We want to make contributing to fairseq2 as easy as possible. Please make sure to read this guideline carefully.

Setting up Development Environment

fairseq2 consists of two packages; the user-facing fairseq2 package implemented in pure Python, and the fairseq2n package that contains the C++ and CUDA portions of the library. If pre-built fairseq2n nightly packages are available for your system (check [README](.#nightlies)), and if you are interested in only modifying Python portions of fairseq2, you can use an editable pip installation as described below. Otherwise, if you are planning to work on C++ or CUDA, or if fairseq2n is not available as a pre-built package for your system, please follow the installation instructions [here](INSTALL_FROM_SOURCE.md).

For an editable installation, first, install a nightly build of fairseq2n (shown for PyTorch 2.4.0 and variant cu121):

pip install fairseq2n\
  --pre --upgrade --extra-index-url https://fair.pkg.atmeta.com/fairseq2/whl/nightly/pt2.4.0/cu121

Warning

fairseq2n relies on the C++ API of PyTorch which has no API/ABI compatibility between releases. This means you have to install the fairseq2n variant that exactly matches your PyTorch version. Otherwise, you might experience issues like immediate process crashes or spurious segfaults. For the same reason, if you upgrade your PyTorch version, you must also upgrade your fairseq2n installation.

Then, clone the fairseq2 repository to your machine:

git clone https://github.com/facebookresearch/fairseq2.git

cd fairseq2

And, install the fairseq2 package in editable mode:

pip install -e .

Finally, make sure to install the development tools (e.g. linters and formatters):

pip install -r requirements-devel.txt

Note

Any time you pull the latest fairseq2 commits from GitHub, make sure to re-run the fairseq2n installation command above to get the most up-to-date binary. If you observe runtime or test failures after the installation, it might be because the latest nightlies are not published yet. If the problem persists for more than 12 hours, please create a [GitHub issue](https://github.com/facebookresearch/fairseq2/issues/new/choose).

Testing Your Work

Any work that you plan to contribute should ideally be covered by a unit or integration test. Once you have all your tests in place, ensure the full test suite passes:

pytest

By default, the tests will be run on CPU; pass the --device (short form -d) option to run them on a specific device (e.g. GPU):

pytest --device cuda:0

If you have changes in C++ or CUDA, in addition to pytest, also run the native tests:

native/build/tests/run-tests

Documenting Your Work

Any new or revised user-facing feature included in your work should have an accompanying documentation. Depending on the scope of the work, the documentation can be just docstrings in Python code, or, for larger features, one or more Sphinx RST files. For docstrings, make sure to follow our formatting conventions. You can check out any Python file in our code base to study how we format our docstrings.
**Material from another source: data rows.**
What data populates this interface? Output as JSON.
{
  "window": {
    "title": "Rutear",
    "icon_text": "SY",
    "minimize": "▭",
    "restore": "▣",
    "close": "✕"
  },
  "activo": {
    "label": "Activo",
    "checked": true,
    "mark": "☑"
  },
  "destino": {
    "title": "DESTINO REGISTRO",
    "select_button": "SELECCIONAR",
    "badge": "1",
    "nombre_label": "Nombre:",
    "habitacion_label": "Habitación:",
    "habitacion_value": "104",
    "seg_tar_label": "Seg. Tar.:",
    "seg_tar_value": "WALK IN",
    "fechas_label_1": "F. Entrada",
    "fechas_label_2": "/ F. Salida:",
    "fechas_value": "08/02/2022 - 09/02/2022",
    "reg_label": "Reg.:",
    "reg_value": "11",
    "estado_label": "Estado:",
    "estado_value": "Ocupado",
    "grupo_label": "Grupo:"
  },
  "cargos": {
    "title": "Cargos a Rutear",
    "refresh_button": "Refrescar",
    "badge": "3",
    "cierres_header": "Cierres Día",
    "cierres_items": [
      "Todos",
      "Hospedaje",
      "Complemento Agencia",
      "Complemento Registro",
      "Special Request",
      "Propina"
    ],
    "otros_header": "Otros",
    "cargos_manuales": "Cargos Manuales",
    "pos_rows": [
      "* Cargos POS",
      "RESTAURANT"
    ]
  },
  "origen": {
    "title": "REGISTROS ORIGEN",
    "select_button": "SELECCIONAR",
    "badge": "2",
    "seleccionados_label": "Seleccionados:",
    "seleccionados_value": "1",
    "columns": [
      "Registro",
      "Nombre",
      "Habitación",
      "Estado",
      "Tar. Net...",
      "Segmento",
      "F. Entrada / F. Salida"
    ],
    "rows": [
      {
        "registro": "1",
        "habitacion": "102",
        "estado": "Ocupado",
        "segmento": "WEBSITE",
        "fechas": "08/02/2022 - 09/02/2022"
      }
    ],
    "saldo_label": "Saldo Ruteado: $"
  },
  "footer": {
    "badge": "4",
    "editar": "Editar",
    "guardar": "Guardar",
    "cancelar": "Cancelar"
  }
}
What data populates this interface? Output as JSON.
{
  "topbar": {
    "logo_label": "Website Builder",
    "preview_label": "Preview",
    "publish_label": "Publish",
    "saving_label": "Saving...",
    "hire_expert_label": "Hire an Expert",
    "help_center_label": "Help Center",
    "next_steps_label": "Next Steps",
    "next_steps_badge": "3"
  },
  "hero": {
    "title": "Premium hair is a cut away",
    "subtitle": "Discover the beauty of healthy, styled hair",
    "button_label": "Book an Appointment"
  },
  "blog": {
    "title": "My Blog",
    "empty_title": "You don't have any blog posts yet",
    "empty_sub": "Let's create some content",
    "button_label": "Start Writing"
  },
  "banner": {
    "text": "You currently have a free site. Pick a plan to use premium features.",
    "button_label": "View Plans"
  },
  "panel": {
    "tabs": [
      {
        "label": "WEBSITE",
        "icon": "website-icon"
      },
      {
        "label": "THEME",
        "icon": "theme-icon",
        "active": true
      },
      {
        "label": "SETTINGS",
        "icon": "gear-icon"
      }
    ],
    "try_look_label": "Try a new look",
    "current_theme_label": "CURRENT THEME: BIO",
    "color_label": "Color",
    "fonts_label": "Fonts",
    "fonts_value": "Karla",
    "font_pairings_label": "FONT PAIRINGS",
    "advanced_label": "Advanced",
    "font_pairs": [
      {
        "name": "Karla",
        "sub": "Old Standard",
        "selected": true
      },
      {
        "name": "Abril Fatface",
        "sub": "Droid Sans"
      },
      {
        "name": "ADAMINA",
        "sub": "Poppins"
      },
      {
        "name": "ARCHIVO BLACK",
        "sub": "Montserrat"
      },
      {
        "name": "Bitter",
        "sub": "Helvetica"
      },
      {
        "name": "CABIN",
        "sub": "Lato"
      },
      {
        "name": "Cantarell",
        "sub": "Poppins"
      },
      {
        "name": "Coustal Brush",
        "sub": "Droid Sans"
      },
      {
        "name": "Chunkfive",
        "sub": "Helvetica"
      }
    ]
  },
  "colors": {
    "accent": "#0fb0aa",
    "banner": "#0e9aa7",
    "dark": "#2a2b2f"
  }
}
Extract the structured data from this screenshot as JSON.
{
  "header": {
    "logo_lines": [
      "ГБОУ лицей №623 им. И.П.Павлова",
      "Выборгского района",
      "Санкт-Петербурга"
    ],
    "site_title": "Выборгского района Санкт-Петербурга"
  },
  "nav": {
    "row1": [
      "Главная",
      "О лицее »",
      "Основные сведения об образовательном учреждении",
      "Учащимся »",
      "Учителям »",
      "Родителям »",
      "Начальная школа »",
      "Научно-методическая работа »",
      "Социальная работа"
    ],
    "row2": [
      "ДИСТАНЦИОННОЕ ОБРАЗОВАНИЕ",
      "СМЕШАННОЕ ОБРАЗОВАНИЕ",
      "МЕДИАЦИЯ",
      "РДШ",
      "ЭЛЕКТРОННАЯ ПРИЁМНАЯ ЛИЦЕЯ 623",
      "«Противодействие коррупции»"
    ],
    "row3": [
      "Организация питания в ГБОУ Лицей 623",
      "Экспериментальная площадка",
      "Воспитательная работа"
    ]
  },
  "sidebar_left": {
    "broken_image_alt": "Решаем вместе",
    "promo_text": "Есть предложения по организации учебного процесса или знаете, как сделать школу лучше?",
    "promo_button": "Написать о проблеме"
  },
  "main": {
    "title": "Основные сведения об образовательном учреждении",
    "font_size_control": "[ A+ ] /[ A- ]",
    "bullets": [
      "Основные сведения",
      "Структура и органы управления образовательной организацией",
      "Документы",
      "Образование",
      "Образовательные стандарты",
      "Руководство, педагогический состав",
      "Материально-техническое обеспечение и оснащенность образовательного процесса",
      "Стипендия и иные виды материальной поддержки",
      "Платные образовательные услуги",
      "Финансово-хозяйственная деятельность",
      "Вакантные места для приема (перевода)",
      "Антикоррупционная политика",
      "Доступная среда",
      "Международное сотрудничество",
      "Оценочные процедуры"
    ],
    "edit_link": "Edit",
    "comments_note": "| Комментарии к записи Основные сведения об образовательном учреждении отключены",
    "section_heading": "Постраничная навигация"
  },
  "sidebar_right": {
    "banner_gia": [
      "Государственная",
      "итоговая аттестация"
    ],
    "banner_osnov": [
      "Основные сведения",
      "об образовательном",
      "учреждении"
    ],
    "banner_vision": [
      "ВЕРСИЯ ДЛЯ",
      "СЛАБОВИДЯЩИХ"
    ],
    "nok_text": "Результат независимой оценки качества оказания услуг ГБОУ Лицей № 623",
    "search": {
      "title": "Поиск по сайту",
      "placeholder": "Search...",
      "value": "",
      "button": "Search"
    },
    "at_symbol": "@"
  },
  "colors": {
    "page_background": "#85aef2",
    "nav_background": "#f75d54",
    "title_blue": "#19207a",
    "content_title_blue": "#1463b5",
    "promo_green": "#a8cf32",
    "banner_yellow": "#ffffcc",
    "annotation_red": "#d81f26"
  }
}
To build and test out the library documentation, run the following commands:

cd doc

pip install -r requirements.txt

make html

cd build/html

python -m http.server 8084

and, visit http://localhost:8084 in your browser.

Linting Your Work

If you have made changes to the Python code, run the following command and address any issues reported:

mypy && flake8 .

If you have touched C++ or CUDA files, lint your code with an up-to-date version of the clang toolkit and address any issues reported:

cd native

CC=clang CXX=clang++ cmake -GNinja -DFAIRSEQ2N_RUN_CLANG_TIDY=ON -B build

cmake --build build

Alternatively:

cd native

CC=clang CXX=clang++ cmake -GNinja -B build

run-clang-tidy -p build

Formatting Your Work

For Python code, run the following command:

isort . && black .

For C++ and CUDA, we do not enforce our coding conventions via a tool (e.g. clang-format), but we expect you to follow them. You can check out any C++ file in our code base to study our conventions. Since C++ syntax can become pretty complex at times, refrain from being too pedantic and prioritize readability over convention.

Check List for Pull Requests

  1. Fork the repository and create your branch from main.
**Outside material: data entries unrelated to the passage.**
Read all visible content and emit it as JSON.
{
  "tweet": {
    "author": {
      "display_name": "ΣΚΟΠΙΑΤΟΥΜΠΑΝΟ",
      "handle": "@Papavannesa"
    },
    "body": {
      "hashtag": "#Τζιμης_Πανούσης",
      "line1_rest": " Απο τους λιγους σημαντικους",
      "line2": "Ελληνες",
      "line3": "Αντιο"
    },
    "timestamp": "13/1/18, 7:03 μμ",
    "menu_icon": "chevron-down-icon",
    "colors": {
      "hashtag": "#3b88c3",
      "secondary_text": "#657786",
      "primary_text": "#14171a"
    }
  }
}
  2. If you’ve added code that should be tested, add tests, and ensure the entire test suite passes.

  3. If you’ve added or revised a user-facing feature, update the documentation.
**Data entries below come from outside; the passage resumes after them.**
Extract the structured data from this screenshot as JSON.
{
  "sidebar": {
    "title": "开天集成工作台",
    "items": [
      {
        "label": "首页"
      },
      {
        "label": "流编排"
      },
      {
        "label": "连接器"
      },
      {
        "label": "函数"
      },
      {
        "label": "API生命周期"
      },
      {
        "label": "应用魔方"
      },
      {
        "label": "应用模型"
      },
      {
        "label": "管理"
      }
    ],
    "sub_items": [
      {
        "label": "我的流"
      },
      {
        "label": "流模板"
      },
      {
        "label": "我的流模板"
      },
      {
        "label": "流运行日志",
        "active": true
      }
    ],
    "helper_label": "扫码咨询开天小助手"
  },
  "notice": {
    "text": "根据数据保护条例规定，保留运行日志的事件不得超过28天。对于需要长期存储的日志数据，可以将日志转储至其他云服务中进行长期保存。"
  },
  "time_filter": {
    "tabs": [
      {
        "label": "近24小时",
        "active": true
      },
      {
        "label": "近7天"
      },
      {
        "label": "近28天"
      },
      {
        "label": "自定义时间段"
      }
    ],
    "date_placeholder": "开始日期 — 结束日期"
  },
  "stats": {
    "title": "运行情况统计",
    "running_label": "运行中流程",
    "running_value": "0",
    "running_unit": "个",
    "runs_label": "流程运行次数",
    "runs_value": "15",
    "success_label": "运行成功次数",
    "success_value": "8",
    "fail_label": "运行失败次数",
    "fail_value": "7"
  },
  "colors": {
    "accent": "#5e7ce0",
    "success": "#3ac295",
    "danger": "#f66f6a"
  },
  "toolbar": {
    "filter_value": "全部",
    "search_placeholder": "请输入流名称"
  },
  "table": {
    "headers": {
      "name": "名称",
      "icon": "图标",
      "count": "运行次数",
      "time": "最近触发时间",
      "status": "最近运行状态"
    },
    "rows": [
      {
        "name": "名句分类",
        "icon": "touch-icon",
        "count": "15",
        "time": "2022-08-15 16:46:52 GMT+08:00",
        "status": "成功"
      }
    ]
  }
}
  4. Lint and format your code.

  5. If you haven’t already, complete the Contributor License Agreement (“CLA”).

Contributor License Agreement

In order to accept your pull request, we need you to submit a CLA. You only need to do this once to work on any of Facebook’s open-source projects.

Complete your CLA here: https://code.facebook.com/cla

Issues

We use GitHub issues to track public bugs. Please ensure your description is clear and has sufficient instructions to be able to reproduce the issue.

License

By contributing to fairseq2, you agree that your contributions will be licensed under the LICENSE file in the root directory of this source tree.